Today is World AIDS Day and I've been asked to write something for the Huffington Post. Write about what, Harry? Good question, voice in my head. Thanks for asking. Well, I'm going write about something exciting. Nudity.
Every year, GT release their Naked Issue to help raise money for charity. There's loads of pictures of naked men. You can legitimately look at a naked man and call yourself a humanitarian at the same time. This year it's for the Elton John AIDS Foundation and I was asked to take part and be one of those naked men. So I thought I'd tell you all about my experience of taking my clothes off to do my bit for this amazing cause.
It all happened in September. Let's take the DeLorean...
Two weeks before the shoot was to take place, I decided I wanted to feel at my physical best and really get in the zone. I knew what I had to do. I gave up peanut butter for a few weeks. Let me tell you this was no mean feat. I switched to brown rice and vegetables instead, otherwise known as the Showgirls Diet. I'm not sure how Nomi Malone does it. I only managed to go two days. Thinking I should exercise too, I did a bit of yoga with a man named Rodney Yee. Not personally; he just gently ordered me to lift all my limbs in the air at the same time from a computer screen. I forget how I stumbled across Rodney but he really is quite beautiful. Just look at the results on Google Images of Mr Yee and you'll see what I mean. What a mane, what a mane, what a mane, what a mighty good mane.
*CARRIE BRADSHAW KLAXON*
The day of the shoot finally approached. I arrived at the W Hotel in Leicester Square where it was all taking place and as I rode in the lift to the top floor, I started getting nervous. As a performer, I'm used to being seen in skimpy costumes but I'd never been naked in front of so many people before. It's usually just me, myself and I. I've never seen a room like where we shot that day. There was a revolving sofa. A sofa that actually revolves. Plus lots of lovely mirrored surfaces, a television in the bathroom and an amazing view looking out over central London. It was like being in an episode of Cribs.
One horrid notion kept creeping into my thoughts though. What the hell do I do if I suddenly just get an erection out of nowhere? Would I just punch it down until it goes away? I put that worry out of my mind and went to get my make up done and hair did too. I was then provided with my cock sock. Suddenly I didn't feel as daunted. There was actually something to cover me up without having to worry about strategically placed hands, though I'd still never shown my bum in public before. I'm not the mooning type and it's the feature I'm most self conscious about.

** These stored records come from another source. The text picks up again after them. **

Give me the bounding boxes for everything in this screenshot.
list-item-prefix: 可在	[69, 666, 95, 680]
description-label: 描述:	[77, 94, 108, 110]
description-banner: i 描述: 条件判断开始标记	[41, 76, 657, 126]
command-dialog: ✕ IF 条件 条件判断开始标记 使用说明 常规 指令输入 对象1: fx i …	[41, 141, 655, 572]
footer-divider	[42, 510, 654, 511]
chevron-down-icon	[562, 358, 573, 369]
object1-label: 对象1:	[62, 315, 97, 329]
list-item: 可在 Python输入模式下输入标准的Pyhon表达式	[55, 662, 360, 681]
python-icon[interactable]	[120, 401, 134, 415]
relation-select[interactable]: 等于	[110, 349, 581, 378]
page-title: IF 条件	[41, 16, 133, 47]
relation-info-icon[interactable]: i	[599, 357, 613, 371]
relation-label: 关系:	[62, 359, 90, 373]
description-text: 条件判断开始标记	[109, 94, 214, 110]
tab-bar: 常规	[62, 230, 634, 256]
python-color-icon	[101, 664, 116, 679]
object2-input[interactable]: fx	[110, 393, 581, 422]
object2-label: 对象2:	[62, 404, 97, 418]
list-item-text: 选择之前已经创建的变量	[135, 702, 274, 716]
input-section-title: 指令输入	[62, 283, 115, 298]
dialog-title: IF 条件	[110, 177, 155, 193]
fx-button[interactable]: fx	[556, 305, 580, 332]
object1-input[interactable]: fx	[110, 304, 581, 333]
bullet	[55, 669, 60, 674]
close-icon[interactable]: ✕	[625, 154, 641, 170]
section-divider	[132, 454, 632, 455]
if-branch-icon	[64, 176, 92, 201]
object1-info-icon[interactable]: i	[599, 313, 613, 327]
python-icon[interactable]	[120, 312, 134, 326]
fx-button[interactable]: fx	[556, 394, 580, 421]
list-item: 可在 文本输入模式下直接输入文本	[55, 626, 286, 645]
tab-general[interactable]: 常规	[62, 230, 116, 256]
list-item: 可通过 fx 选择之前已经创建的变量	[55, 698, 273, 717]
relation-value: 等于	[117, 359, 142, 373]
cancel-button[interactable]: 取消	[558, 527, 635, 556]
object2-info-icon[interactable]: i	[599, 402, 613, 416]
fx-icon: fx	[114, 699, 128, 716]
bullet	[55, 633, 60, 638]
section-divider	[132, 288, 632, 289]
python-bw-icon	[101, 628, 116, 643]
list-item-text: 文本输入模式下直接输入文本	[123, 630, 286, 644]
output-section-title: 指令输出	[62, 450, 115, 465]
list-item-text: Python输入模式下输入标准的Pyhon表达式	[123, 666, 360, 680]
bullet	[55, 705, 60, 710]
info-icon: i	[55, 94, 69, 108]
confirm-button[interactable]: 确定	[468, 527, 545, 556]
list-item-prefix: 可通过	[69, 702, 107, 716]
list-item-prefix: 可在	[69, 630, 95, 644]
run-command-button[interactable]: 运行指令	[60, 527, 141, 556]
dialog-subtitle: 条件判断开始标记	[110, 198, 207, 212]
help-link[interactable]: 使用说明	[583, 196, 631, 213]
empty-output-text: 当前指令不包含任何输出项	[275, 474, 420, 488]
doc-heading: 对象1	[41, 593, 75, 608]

As I took my dressing gown off I felt very at ease with the situation and didn't know why I was so worried in the first place. The set up involved me being strategically placed in a really fancy shelving unit on a mirrored wall. I like to think it could exist in a sexed up home furniture showroom. I kept my glasses on and red Converse too which was nice. I was even proud of the bit of side bum on show. My fear of a spontaneous erection was thankfully just a fear too. Maybe it's shelves that don't do it for me. Thank goodness I wasn't near an ottoman. I can't imagine what would have happened.
The GT Naked Issue is out now and you should buy your copy to look at all the naked men. I bought mine yesterday:
If you're unsure of how to give on World AIDS Day, I also have the perfect suggestion. Text NAKED HARRY to 70007 and in exchange for a £3 donation to the Elton John AIDS Foundation, my naked picture will be available to download on your phone. You've read this far, you might as well see the image too! I'm so proud to be part of this and want to help raise as much money as possible.
Thank you to all those involved on the day of the shoot for making me feel so comfortable and also to everyone at GT for just being so generally amazing.